Test de l’Olympus Pen en noir et blanc. Portraits de Bernard Werber. Un parfum d’argentique…

sam, nov 28, 2009

Photo & vidéo

Test de l’Olympus Pen en noir et blanc. Portraits de Bernard Werber. Un parfum d’argentique…

Comme la seule différence fondamentale entre les deux boîtiers E-P1 et E-P2 réside dans le viseur électronique adaptable sur le second et pas sur le premier, le test que je viens de faire en mode « Art » noir et blans granuleux donne les mêmes résultats.

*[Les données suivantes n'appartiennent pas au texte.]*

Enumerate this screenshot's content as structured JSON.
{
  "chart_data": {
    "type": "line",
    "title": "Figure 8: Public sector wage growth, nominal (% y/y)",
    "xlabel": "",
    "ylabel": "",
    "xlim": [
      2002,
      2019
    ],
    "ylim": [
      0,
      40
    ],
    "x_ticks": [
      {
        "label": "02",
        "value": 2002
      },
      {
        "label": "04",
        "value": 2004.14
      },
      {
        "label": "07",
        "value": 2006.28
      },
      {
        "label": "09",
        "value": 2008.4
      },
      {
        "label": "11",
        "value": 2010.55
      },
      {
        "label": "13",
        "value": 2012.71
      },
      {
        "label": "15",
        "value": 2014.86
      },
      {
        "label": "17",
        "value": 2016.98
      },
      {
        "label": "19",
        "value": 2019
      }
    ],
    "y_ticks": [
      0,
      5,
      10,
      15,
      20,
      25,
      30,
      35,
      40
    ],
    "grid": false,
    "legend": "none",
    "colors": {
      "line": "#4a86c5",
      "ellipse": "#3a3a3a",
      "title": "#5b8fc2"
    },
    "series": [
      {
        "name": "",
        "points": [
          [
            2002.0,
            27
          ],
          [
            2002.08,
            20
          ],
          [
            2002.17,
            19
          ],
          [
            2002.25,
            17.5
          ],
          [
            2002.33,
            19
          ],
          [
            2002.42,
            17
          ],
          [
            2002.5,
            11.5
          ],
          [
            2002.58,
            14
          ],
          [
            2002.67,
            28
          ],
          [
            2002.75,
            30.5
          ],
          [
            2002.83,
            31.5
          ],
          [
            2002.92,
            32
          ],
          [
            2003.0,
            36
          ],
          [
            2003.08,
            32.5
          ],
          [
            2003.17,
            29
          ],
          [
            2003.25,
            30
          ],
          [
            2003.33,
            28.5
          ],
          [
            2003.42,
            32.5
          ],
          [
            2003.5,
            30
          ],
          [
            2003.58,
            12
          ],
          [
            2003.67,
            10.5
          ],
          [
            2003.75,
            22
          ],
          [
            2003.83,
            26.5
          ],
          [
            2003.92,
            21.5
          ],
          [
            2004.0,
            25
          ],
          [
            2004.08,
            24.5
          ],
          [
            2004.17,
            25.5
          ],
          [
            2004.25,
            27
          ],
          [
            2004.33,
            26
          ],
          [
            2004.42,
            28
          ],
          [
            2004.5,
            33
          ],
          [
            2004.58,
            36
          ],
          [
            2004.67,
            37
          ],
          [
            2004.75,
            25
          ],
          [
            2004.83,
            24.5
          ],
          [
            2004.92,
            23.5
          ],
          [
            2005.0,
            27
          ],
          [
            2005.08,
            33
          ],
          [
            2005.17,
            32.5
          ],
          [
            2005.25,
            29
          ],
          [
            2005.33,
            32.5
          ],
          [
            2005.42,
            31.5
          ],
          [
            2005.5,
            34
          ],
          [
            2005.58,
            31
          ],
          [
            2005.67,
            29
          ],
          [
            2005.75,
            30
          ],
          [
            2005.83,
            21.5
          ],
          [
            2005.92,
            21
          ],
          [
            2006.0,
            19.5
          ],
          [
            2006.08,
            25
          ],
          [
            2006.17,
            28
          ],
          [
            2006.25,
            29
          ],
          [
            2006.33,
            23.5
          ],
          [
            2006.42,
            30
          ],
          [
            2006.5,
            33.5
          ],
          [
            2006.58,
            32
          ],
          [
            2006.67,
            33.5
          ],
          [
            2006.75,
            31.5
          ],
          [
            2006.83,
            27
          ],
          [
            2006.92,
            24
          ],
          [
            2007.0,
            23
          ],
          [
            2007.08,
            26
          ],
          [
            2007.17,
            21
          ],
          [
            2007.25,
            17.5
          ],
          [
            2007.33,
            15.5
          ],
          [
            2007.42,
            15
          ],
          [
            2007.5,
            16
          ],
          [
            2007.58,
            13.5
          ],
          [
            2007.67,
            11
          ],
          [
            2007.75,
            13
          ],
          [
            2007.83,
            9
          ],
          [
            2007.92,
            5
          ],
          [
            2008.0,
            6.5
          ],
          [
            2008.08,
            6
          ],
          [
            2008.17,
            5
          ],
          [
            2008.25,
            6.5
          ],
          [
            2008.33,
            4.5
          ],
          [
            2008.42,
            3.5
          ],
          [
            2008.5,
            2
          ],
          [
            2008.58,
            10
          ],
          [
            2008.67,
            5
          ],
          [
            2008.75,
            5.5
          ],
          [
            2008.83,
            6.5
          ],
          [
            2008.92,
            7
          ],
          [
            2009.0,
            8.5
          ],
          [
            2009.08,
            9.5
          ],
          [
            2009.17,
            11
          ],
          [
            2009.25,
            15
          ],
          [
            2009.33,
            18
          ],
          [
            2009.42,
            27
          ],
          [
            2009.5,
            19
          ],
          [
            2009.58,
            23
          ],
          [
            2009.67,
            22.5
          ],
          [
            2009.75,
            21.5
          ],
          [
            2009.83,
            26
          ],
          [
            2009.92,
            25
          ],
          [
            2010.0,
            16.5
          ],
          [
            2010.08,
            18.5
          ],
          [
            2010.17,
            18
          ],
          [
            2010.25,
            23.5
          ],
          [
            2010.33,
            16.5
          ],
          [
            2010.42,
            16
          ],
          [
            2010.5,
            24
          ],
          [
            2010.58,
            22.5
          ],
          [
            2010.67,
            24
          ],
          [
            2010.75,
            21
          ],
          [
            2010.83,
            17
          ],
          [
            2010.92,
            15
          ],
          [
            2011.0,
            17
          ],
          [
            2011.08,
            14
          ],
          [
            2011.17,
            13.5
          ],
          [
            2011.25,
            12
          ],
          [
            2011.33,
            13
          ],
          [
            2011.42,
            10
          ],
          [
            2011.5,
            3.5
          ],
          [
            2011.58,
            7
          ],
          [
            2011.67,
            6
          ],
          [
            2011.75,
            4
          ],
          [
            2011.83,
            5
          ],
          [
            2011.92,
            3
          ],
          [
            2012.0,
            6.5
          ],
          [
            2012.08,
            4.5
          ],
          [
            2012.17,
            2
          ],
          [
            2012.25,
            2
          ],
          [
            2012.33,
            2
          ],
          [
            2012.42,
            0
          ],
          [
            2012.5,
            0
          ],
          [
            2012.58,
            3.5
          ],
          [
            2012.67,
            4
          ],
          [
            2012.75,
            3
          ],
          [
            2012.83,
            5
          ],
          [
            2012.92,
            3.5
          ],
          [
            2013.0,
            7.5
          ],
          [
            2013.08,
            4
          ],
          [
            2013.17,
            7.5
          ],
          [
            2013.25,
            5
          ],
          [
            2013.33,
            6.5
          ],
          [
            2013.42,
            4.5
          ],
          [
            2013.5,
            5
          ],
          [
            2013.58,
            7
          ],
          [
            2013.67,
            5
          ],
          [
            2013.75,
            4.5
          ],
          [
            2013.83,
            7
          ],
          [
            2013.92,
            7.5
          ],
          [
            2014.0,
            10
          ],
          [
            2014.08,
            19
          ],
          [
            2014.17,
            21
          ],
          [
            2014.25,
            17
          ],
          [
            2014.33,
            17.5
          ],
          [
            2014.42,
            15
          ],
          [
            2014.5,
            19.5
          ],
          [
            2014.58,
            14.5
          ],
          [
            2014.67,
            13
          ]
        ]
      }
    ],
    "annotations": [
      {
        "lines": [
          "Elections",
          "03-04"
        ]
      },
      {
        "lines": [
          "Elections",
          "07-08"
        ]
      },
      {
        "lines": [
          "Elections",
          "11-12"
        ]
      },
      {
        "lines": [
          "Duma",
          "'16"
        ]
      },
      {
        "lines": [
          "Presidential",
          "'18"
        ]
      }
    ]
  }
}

Je ne vais pas vous embêter avec des menus et des réglages puisque mon but était de retrouver un parfum de Kodak Tri-X, le film mythique de l’époque argentique. Après divers tests de sensibilité et de réglages différents sur l’E-P1 muni d’un 17 mm/ 2,8, je me suis calé sur 400 ISo, ce qui me donne le grain et le contraste d’une Tri-X poussée à 800 ASA. Je vais aussi être cool côté techno puisque je suis resté en mode programme avec mesure centrale (j’avais aussi le choix entre spot et intégrale multizones). Je ne vais pas non plus vous ennuyer avec les métadonnées et sortir à chaque image la vitesse et l’ouverture. Non, je vais juste vous montrer des images. J’ai eu la chance de renontrer l’écrivain Bernard Werber (La trilogie des fourmis, Le miroisr de Cassandre etc.). J’ai fait ces images en quelques minutes. A vous de juger. Photos Paul Khayat.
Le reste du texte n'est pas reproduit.